We noticed that when a yarn job fails and the aggregation option is enabled, we can’t find the containers’ logs (about this failed job), in the usual folder into HDFS (/app-logs/…). We can see all logs about the jobs finished with success, but nothing about those failed (we have a Log Aggregation Retention set to 7 days and we have had this problem 2 days ago...).
We’re wondering if maybe could be a bug in the aggregation process, but we would like have further information about this issue from Hortonworks Support/someone from the community, in order to confirm that or have another explanation…
The ownership and permissions are correct in the /app-logs/... default folder, because we can see all logs about the jobs finished with success.
Any tips about this problem?
Many thanks in advance for the kind cooperation.
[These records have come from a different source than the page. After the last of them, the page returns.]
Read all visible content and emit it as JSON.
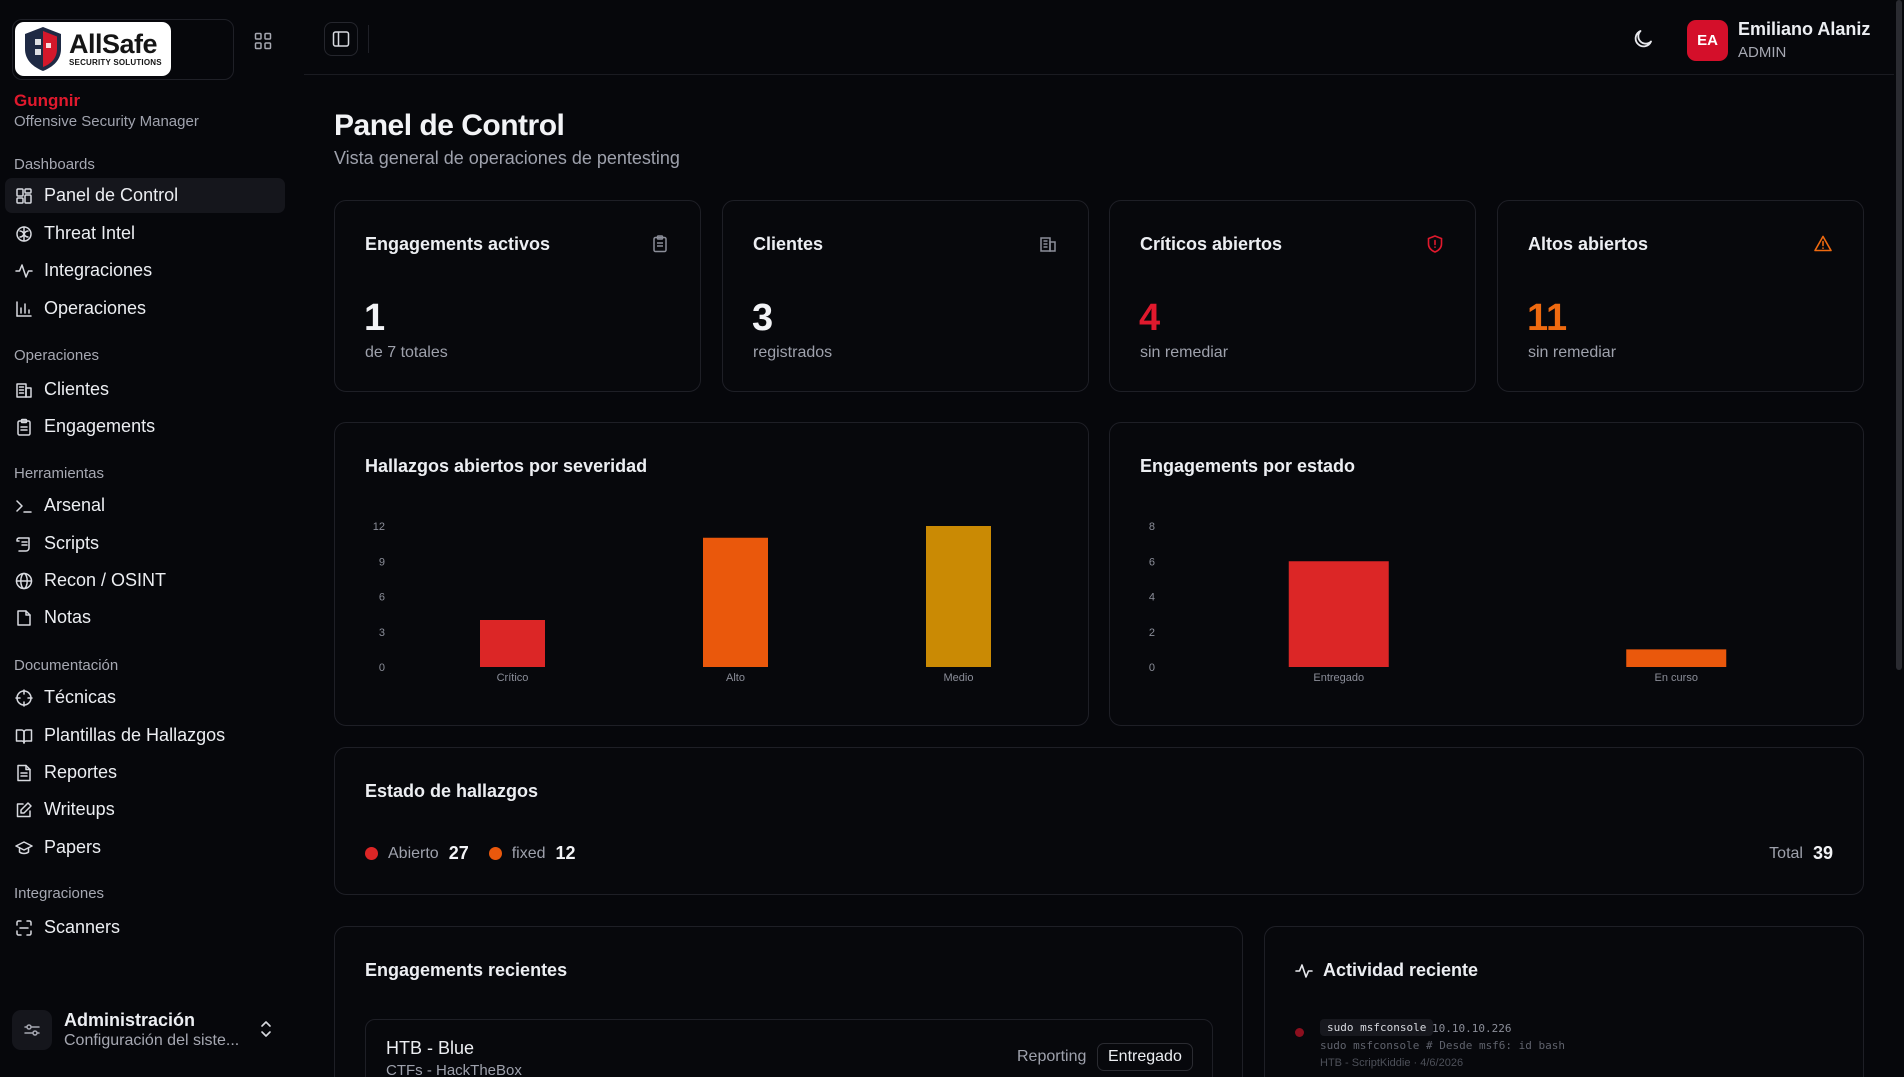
{
  "brand": {
    "logo_title": "AllSafe",
    "logo_subtitle": "SECURITY SOLUTIONS",
    "org_name": "Gungnir",
    "org_role": "Offensive Security Manager"
  },
  "sidebar": {
    "groups": [
      {
        "heading": "Dashboards",
        "items": [
          {
            "label": "Panel de Control",
            "icon": "dashboard-icon",
            "active": true
          },
          {
            "label": "Threat Intel",
            "icon": "brain-icon"
          },
          {
            "label": "Integraciones",
            "icon": "activity-icon"
          },
          {
            "label": "Operaciones",
            "icon": "bar-chart-icon"
          }
        ]
      },
      {
        "heading": "Operaciones",
        "items": [
          {
            "label": "Clientes",
            "icon": "building-icon"
          },
          {
            "label": "Engagements",
            "icon": "clipboard-icon"
          }
        ]
      },
      {
        "heading": "Herramientas",
        "items": [
          {
            "label": "Arsenal",
            "icon": "terminal-icon"
          },
          {
            "label": "Scripts",
            "icon": "scroll-icon"
          },
          {
            "label": "Recon / OSINT",
            "icon": "globe-icon"
          },
          {
            "label": "Notas",
            "icon": "sticky-note-icon"
          }
        ]
      },
      {
        "heading": "Documentación",
        "items": [
          {
            "label": "Técnicas",
            "icon": "crosshair-icon"
          },
          {
            "label": "Plantillas de Hallazgos",
            "icon": "book-open-icon"
          },
          {
            "label": "Reportes",
            "icon": "file-text-icon"
          },
          {
            "label": "Writeups",
            "icon": "edit-icon"
          },
          {
            "label": "Papers",
            "icon": "graduation-cap-icon"
          }
        ]
      },
      {
        "heading": "Integraciones",
        "items": [
          {
            "label": "Scanners",
            "icon": "scan-icon"
          }
        ]
      }
    ],
    "admin": {
      "title": "Administración",
      "subtitle": "Configuración del siste..."
    }
  },
  "user": {
    "initials": "EA",
    "name": "Emiliano Alaniz",
    "role": "ADMIN"
  },
  "page": {
    "title": "Panel de Control",
    "subtitle": "Vista general de operaciones de pentesting"
  },
  "stats": [
    {
      "label": "Engagements activos",
      "value": "1",
      "sub": "de 7 totales",
      "color": "#f2f3f6",
      "icon": "clipboard-icon"
    },
    {
      "label": "Clientes",
      "value": "3",
      "sub": "registrados",
      "color": "#f2f3f6",
      "icon": "building-icon"
    },
    {
      "label": "Críticos abiertos",
      "value": "4",
      "sub": "sin remediar",
      "color": "#e0192d",
      "icon": "shield-alert-icon"
    },
    {
      "label": "Altos abiertos",
      "value": "11",
      "sub": "sin remediar",
      "color": "#ef6a10",
      "icon": "triangle-alert-icon"
    }
  ],
  "chart_data": [
    {
      "type": "bar",
      "title": "Hallazgos abiertos por severidad",
      "categories": [
        "Crítico",
        "Alto",
        "Medio"
      ],
      "values": [
        4,
        11,
        12
      ],
      "colors": [
        "#dc2626",
        "#ea580c",
        "#ca8a04"
      ],
      "yticks": [
        0,
        3,
        6,
        9,
        12
      ],
      "ylim": [
        0,
        12
      ]
    },
    {
      "type": "bar",
      "title": "Engagements por estado",
      "categories": [
        "Entregado",
        "En curso"
      ],
      "values": [
        6,
        1
      ],
      "colors": [
        "#dc2626",
        "#ea580c"
      ],
      "yticks": [
        0,
        2,
        4,
        6,
        8
      ],
      "ylim": [
        0,
        8
      ]
    }
  ],
  "findings_status": {
    "title": "Estado de hallazgos",
    "items": [
      {
        "label": "Abierto",
        "count": "27",
        "color": "#dc2626"
      },
      {
        "label": "fixed",
        "count": "12",
        "color": "#ea580c"
      }
    ],
    "total_label": "Total",
    "total": "39"
  },
  "recent_engagements": {
    "title": "Engagements recientes",
    "items": [
      {
        "name": "HTB - Blue",
        "client": "CTFs - HackTheBox",
        "phase": "Reporting",
        "status": "Entregado"
      }
    ]
  },
  "recent_activity": {
    "title": "Actividad reciente",
    "items": [
      {
        "command": "sudo msfconsole",
        "target": "10.10.10.226",
        "line": "sudo msfconsole # Desde msf6: id bash",
        "meta": "HTB - ScriptKiddie · 4/6/2026"
      }
    ]
  }
}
it is possible that the job had failed before log could be created. Navigate to Resource Manager UI and look for the failed job. Once you click on your application ID, it will show the status of log aggregation and possible failure reason. you can also open AM log from here.
Hi @Pranay Vyas,
If I navigate to Resource Manager UI or AM log, I can't see any logs, because the logs shown in those sections are taken from the container's logs on the server where the nodemanager (which managed this job) is active through the aggregator service... So, if for any reason, that container's logs for this failed job was not created, is normal that I can't see nothing in the sections mentioned earlier...
At this point, the main question is: Why a failed jobs no log anything into his container and not even in the resource manager logs on the master server, this failed job logs anything about the root cause of the problem??? Maybe we have a "bug" in this flow?
Many thanks for your time and availability.